結構自身があったし売ったらかなりの金額になるはずだったものを、烏が頭上から飛んできては奪って、代わりに薬をくれたのである。
そう、彼女がイザドラだ。
三つ目の魔女からは気に入ってもらったものがあったけど今別件で忙しいので後で来てくれたら護衛の一回はしてくれると言ってくれた。彼女に渡したのは港で手に入れた干からびた何かしらの生物の死骸。大きさは成人男性の腕ほどの長さで、横幅はその半分。
粉にして薬剤として使われると聞いたが、聞いたこともなかったので一応持っていたものだった。

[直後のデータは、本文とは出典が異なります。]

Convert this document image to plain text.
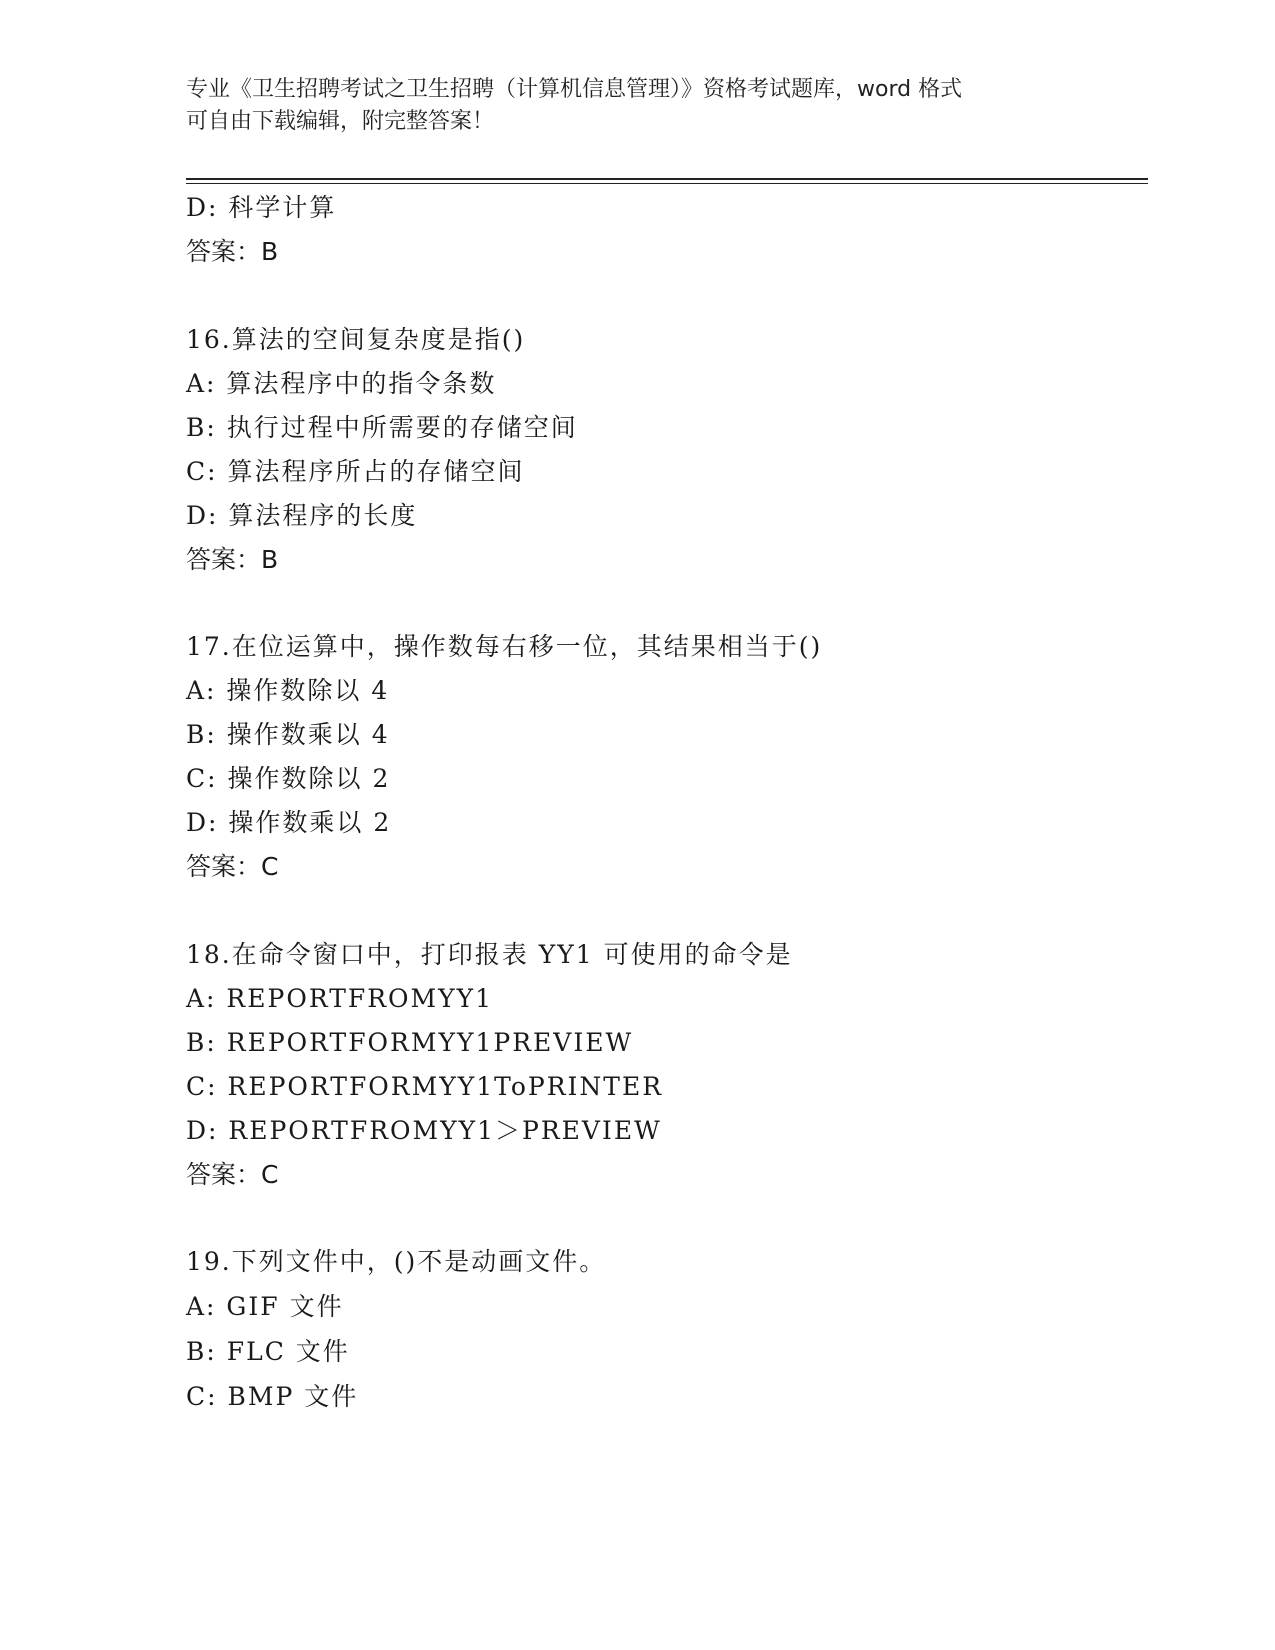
专业《卫生招聘考试之卫生招聘（计算机信息管理）》资格考试题库，word 格式
可自由下载编辑，附完整答案！
D: 科学计算
答案：B
16.算法的空间复杂度是指()
A: 算法程序中的指令条数
B: 执行过程中所需要的存储空间
C: 算法程序所占的存储空间
D: 算法程序的长度
答案：B
17.在位运算中，操作数每右移一位，其结果相当于()
A: 操作数除以 4
B: 操作数乘以 4
C: 操作数除以 2
D: 操作数乘以 2
答案：C
18.在命令窗口中，打印报表 YY1 可使用的命令是
A: REPORTFROMYY1
B: REPORTFORMYY1PREVIEW
C: REPORTFORMYY1ToPRINTER
D: REPORTFROMYY1＞PREVIEW
答案：C
19.下列文件中，()不是动画文件。
A: GIF 文件
B: FLC 文件
C: BMP 文件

後で聞いた話だと呪いの道具に使われるものらしい。その魔女とは関わらないことにした。あの不気味な死骸も勝手に処分したら呪われそうだったので持っていたものに過ぎない。港の酒屋でカードゲームをしていた連中の一人が僕の知り合いで、彼が僕にお金を貸してくれと言ったので少し多く稼いだこともあるし別にいいかと、そのまま忘れてもいいとお金を渡したら負けたけど今お金がないからと強制的に持たされたのだ。
次の魔女は不在中で、霧の中から声がしたのだ。
『ミスティ様はいません。後で来てください。』それで最後。もっと深いところに行けばもう何人かいると聞いたけど、さすがに一日で行ける距離でもなければ森の中は危険なのだ。魔獣は魔獣除けの呪符を持っているので何とかなるが、トロールは怒らせたら殺された後食べられるんだと。その怒らせる原因が意味不明で、大事にしていた枝を踏んだからとか、咳の音がうるさいからだとかの理由で怒る連中である。人間が集団なら怒ってもその場で殺し合いにはならないようだが、今は僕一人である。変に見つかっては意図せずお殺せた挙句食べられるなんて御免である。

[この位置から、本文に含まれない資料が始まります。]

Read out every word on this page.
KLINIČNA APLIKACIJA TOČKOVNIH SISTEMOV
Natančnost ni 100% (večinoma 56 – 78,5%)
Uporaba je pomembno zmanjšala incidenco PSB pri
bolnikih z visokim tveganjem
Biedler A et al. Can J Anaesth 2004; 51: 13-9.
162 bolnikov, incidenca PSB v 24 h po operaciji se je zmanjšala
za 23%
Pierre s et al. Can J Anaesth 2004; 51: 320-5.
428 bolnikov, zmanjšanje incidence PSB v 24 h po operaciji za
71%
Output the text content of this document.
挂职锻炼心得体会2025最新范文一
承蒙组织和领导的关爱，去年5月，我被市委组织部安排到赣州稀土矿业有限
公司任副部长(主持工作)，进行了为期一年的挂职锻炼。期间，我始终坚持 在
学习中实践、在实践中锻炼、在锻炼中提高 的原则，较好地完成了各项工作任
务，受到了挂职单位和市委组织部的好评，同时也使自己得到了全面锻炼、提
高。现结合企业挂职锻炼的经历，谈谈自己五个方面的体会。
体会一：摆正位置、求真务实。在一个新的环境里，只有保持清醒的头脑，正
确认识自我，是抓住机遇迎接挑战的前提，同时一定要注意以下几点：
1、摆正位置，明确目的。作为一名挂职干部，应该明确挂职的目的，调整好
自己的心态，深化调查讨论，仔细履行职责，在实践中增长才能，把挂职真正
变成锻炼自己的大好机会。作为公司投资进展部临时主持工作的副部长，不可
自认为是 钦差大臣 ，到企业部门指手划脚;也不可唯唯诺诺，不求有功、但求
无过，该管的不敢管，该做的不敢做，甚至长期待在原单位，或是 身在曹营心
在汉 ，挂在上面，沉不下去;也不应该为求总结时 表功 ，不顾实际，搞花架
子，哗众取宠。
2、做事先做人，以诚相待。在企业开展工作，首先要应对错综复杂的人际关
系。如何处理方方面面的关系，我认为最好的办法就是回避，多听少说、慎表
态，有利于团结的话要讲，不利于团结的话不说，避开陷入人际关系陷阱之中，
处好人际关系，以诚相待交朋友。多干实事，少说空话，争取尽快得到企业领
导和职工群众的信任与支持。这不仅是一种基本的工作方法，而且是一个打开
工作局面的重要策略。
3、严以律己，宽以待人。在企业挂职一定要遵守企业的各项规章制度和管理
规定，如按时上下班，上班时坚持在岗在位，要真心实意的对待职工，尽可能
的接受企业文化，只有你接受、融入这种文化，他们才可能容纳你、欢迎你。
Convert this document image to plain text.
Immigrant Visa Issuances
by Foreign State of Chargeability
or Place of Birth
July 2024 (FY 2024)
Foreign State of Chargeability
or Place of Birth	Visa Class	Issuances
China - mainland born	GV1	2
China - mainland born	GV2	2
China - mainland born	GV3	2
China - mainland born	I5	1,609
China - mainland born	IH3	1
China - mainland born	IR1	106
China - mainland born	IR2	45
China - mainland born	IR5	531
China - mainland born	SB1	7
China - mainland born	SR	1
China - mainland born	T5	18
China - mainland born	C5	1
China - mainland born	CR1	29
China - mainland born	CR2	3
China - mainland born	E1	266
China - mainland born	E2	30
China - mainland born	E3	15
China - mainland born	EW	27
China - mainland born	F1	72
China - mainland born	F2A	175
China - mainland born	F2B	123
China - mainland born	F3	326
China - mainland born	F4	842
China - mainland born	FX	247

「会ってないだろう。今の話だと。」カイルがまたも文句を言うが。
「話には筋道ってものがあるだろう。」
「知らない言葉でも吟遊詩人の歌を聞いたほうがマシだ。」まあ、この国は当たり前だけど違う言葉を話す。僕の父がネイーラ出身の難民だったので僕はネイーラ語が話せるが、カイルは離せないようであった。傭兵の中では一人だけが話せるようで、さっきから従業員の女の子を口説いている。笑っているのを見るにうまく行っているようだが…、口説いてどうする気だ。子供でも出来たら責任とれるのか。
最近は魔道具を使えばいいと言ってるので問題ないかもしれないが。僕の時もあったら娘は…。いや、それを考えるのはやめよう。
と言うか吟遊詩人がつい先から何か歌っている。その前はただリュートを弾いていただけだった。